Die Sektion für Sozialwissenschaften lädt mit der Anthroposophischen Gesellschaft zu einer zweiten Konferenz über die Konstitution der Anthroposophischen Gesellschaft ein.
Zum Jahreswechsel 1923/24 hatte Rudolf Steiner die Anthroposophische Gesellschaft neu begründet. Unter seiner Vorbereitung vollzog sich ein Inkarnationsvorgang, der die geistige wie irdische (soziale) Welt umfasste. Das ist der Boden, auf dem heute die Mitglieder der Anthroposophischen Gesellschaft stehen. Noch während der Weihnachtstagung wies Rudolf Steiner darauf hin, dass die Konstitution noch nicht vollendet sei. Insbesondere die von ihm unternommenen Versuche, zu «dem Goetheanum-Bauverein die entsprechende Relation zu bilden», kamen zu seinen Lebzeiten nicht mehr vollständig zum Abschluss. Die Bemühungen, diese einheitliche Konstitution zu realisieren, führten nach seinem Tode im Ergebnis dazu, dass die zu Weihnachten 1923 gegründete Gesellschaft seit 1925 im (Rechts-)Leib des ehemaligen Bauvereines weiterlebt. Wie konnte es dazu kommen? Und was bedeutet das für die heutige Anthroposophische Gesellschaft? Welche Statuten gelten – und welche sollen in Zukunft Gültigkeit haben? Die von der Sektion für Sozialwissenschaften initiierte und zusammen mit dem Vorstand von AAG und AGiD verantwortete offene Arbeitsgruppe zur Konstitutionsfrage hat ihre 2019 begonnene Arbeit weitgehend abgeschlossen.
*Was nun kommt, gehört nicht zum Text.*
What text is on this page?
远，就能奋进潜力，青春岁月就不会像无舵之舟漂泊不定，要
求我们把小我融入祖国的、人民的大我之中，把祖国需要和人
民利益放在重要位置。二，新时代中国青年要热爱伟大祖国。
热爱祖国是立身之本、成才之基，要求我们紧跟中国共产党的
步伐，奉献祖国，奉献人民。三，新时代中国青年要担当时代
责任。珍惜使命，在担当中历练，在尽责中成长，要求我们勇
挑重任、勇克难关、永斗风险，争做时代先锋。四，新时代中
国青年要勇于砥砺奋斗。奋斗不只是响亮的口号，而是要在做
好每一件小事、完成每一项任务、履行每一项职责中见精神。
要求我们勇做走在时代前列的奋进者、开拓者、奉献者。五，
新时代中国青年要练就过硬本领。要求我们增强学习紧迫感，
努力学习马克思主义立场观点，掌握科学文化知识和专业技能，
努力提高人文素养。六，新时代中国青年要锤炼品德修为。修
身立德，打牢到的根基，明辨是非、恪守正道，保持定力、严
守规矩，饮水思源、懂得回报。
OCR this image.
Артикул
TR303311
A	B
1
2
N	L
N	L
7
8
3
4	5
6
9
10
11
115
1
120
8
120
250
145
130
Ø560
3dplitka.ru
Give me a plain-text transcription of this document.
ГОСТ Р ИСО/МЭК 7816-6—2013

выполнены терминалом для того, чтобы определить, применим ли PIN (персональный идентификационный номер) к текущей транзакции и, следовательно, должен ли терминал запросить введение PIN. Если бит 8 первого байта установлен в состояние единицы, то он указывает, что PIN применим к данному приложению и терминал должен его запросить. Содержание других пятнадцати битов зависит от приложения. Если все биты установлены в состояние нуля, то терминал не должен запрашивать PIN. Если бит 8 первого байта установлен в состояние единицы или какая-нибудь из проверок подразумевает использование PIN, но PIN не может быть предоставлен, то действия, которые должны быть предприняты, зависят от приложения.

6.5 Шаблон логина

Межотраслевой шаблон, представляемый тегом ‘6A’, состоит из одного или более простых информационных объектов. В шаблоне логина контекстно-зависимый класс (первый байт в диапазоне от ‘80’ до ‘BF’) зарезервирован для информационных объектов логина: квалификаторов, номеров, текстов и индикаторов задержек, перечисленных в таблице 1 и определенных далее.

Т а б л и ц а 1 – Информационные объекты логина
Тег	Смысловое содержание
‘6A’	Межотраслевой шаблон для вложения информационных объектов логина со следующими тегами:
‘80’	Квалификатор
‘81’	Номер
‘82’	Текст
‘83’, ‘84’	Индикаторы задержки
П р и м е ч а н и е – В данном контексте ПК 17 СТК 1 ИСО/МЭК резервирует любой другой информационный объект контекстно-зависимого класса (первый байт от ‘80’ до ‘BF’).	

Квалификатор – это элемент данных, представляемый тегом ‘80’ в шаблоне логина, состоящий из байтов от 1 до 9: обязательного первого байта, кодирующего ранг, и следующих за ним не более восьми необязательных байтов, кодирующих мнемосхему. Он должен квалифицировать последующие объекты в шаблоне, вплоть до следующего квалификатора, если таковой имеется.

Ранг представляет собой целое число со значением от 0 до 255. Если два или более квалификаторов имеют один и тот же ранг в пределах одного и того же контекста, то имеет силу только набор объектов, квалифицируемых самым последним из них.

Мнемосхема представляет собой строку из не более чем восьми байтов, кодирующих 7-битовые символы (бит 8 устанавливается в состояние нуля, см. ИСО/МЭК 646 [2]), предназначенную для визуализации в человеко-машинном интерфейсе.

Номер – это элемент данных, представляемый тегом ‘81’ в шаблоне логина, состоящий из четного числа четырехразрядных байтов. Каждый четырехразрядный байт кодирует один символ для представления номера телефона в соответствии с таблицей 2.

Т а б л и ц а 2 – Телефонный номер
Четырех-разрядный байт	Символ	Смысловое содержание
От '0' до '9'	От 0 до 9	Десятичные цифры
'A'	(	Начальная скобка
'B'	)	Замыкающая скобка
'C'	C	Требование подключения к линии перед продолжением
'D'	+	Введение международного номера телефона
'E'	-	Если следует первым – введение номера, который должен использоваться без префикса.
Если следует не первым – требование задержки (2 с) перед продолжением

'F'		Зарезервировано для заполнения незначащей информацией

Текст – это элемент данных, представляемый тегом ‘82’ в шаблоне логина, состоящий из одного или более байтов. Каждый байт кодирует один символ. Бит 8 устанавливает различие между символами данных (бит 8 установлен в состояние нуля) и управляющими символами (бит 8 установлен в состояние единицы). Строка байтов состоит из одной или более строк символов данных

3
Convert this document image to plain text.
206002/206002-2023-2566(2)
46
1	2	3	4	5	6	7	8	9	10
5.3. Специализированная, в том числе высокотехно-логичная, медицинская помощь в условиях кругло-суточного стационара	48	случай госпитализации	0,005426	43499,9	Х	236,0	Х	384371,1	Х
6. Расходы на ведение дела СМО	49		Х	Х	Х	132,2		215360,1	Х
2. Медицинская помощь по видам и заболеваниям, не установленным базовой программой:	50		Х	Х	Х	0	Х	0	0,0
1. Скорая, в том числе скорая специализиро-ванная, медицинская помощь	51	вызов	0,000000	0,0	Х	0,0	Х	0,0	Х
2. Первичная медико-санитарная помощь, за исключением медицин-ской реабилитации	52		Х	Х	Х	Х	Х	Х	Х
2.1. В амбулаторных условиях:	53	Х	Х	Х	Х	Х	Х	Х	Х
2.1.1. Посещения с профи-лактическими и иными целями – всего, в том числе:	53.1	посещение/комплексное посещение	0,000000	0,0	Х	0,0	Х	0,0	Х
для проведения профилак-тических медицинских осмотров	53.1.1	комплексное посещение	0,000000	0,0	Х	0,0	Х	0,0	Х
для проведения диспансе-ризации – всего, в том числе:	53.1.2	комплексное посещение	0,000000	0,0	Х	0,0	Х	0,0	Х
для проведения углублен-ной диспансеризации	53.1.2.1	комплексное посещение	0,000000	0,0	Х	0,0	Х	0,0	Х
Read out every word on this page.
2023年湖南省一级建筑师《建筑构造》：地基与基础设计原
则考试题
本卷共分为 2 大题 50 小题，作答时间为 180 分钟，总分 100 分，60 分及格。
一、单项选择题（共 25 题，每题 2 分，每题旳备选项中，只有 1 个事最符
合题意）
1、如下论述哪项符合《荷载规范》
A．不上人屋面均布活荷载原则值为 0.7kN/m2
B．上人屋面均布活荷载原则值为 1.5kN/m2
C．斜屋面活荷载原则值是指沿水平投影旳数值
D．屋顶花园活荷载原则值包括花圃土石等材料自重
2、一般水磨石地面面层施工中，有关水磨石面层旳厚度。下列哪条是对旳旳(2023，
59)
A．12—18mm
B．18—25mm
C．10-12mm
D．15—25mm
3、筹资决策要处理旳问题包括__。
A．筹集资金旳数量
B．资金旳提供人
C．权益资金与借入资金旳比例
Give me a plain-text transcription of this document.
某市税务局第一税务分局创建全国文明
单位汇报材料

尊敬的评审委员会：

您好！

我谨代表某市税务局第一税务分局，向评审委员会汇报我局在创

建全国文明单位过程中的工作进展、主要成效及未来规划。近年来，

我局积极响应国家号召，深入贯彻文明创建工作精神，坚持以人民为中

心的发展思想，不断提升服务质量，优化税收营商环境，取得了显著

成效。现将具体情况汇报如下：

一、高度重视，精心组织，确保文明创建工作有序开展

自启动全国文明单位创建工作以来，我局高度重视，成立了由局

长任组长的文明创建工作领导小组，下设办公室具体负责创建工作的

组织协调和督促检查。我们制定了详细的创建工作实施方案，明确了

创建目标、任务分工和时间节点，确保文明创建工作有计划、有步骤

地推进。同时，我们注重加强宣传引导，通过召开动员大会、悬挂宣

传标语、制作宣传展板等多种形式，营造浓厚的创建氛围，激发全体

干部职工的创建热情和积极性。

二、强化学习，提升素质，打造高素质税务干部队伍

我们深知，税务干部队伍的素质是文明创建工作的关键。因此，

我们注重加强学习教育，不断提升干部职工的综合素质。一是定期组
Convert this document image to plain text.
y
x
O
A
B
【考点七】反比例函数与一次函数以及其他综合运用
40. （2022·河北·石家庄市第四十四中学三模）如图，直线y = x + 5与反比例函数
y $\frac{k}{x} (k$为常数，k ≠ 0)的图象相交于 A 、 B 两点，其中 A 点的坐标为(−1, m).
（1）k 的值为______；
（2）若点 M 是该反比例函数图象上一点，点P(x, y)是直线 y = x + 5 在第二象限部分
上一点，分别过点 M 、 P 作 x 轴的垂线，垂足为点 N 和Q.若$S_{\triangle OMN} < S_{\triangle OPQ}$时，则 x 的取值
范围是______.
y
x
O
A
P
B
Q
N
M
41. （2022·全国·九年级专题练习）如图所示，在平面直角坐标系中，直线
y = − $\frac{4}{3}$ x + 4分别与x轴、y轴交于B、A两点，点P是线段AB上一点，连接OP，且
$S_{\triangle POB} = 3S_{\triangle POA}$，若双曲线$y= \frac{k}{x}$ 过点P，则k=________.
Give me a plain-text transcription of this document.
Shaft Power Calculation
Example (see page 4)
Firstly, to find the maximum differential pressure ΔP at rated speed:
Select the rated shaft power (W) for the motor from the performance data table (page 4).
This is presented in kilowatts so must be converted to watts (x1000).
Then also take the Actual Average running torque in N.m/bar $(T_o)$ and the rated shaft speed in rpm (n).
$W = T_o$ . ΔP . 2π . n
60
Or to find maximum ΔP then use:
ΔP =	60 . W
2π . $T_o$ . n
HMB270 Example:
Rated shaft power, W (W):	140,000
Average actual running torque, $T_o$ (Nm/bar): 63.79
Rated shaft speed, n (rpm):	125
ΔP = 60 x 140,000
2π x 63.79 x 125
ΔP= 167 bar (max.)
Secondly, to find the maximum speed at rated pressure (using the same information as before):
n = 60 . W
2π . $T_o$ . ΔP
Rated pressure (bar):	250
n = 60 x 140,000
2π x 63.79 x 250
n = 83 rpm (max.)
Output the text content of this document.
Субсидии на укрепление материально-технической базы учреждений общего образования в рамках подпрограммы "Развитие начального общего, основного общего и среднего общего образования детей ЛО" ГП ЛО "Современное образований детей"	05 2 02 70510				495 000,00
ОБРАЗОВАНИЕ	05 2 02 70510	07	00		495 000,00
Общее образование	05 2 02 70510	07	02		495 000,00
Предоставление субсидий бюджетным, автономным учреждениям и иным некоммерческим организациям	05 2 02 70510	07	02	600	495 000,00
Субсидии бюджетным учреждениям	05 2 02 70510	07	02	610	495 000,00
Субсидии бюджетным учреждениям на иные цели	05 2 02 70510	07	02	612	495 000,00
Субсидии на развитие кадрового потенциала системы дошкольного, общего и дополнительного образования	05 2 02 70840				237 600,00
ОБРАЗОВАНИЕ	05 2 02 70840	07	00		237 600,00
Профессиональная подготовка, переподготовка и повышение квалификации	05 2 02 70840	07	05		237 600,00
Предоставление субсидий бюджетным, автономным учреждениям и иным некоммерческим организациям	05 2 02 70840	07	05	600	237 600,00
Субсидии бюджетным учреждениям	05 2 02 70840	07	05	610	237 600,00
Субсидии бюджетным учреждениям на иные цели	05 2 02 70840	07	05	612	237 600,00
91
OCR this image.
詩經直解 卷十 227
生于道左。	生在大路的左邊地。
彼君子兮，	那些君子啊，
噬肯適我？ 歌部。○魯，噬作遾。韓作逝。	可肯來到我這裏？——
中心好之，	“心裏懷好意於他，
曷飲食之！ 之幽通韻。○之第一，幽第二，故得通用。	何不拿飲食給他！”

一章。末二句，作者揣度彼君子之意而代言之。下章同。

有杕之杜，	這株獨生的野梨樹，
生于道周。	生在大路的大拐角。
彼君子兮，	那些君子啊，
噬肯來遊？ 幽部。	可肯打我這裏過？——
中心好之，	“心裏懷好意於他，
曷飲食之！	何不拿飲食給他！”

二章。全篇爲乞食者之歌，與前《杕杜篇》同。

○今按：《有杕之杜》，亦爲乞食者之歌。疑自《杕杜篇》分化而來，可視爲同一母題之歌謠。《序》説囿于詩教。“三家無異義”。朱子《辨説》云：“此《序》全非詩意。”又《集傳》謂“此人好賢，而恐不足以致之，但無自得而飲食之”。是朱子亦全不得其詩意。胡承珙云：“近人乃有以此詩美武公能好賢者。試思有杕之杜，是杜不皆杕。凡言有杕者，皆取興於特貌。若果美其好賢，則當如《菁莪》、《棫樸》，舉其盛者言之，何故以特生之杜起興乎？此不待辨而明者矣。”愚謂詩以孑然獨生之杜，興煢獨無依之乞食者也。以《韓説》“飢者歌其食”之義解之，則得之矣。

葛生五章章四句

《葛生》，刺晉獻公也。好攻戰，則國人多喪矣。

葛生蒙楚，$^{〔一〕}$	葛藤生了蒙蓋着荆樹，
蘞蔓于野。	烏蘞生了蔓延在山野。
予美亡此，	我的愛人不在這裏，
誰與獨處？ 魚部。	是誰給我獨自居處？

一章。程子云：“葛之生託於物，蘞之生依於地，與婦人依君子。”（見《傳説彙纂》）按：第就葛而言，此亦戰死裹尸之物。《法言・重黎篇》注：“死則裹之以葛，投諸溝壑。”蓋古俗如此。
Ihr Bericht dokumentiert das lange Zeit verdrängte Geschehen. Das Geistige braucht, will es sich inkarnieren, eine Form. Diese Form muss passen, wenn das Leben in ihr gelingen und erblühen soll. Rudolf Steiner gründete 1923 die Anthroposophische Gesellschaft. Doch ein gutes Jahr später wurden die Gründungsstatuten durch andere ersetzt – ohne dass dies allgemein wahrgenommen und begriffen worden wäre. So lebt die AG bis heute nicht mehr in der ihr angemessenen und zugedachten Form. Welche Folgen hatte dieses Geschehen in den verschiedenen Phasen der Gesellschaftsentwicklung und welche Bedeutung hat es für uns heute? Diese Fragen sollen an der Zusammenkunft beantwortet werden.
Mehr Tagung vom 24. bis 26. November 2023
Foto Ariane Totzke
1986 wurde ein „Memorandum“ an eine Mailingliste anthroposophischer Institutionen geschickt, darunter auch an die Allgemeine Anthroposophische Gesellschaft in Dornach. Darin wurde die Situation der Anthroposophischen Gesellschaft im Wesentlichen wie oben beschrieben, aber ausführlicher. Ich war eine der Personen, die mehrere Jahre daran gearbeitet hatten, die Geschichte der Gesellschaft zu erforschen und schliesslich das Memorandum zu schreiben und zu unterzeichnen, zusammen mit sieben anderen Personen, allesamt (wahrscheinlich inzwischen verstorbene) Anthroposophen aus Deutschland und der Schweiz. (Ich war im selben Jahr nach Argentinien umgezogen.) Das hat der GAS und dem Stuttgarter Imperium und anderen eine ziemlich bittere Rüge eingebracht. Ich habe oft darüber nachgedacht, was dies alles bedeutet und was getan werden könnte, um die gegenwärtige Situation zu verbessern. Es interessiert mich, dass sich jetzt, 37 Jahre später, einige Leute in Dornach auf die gleiche Weise Gedanken machen und sich über mehrere Jahre hinweg mit Treffen beschäftigen.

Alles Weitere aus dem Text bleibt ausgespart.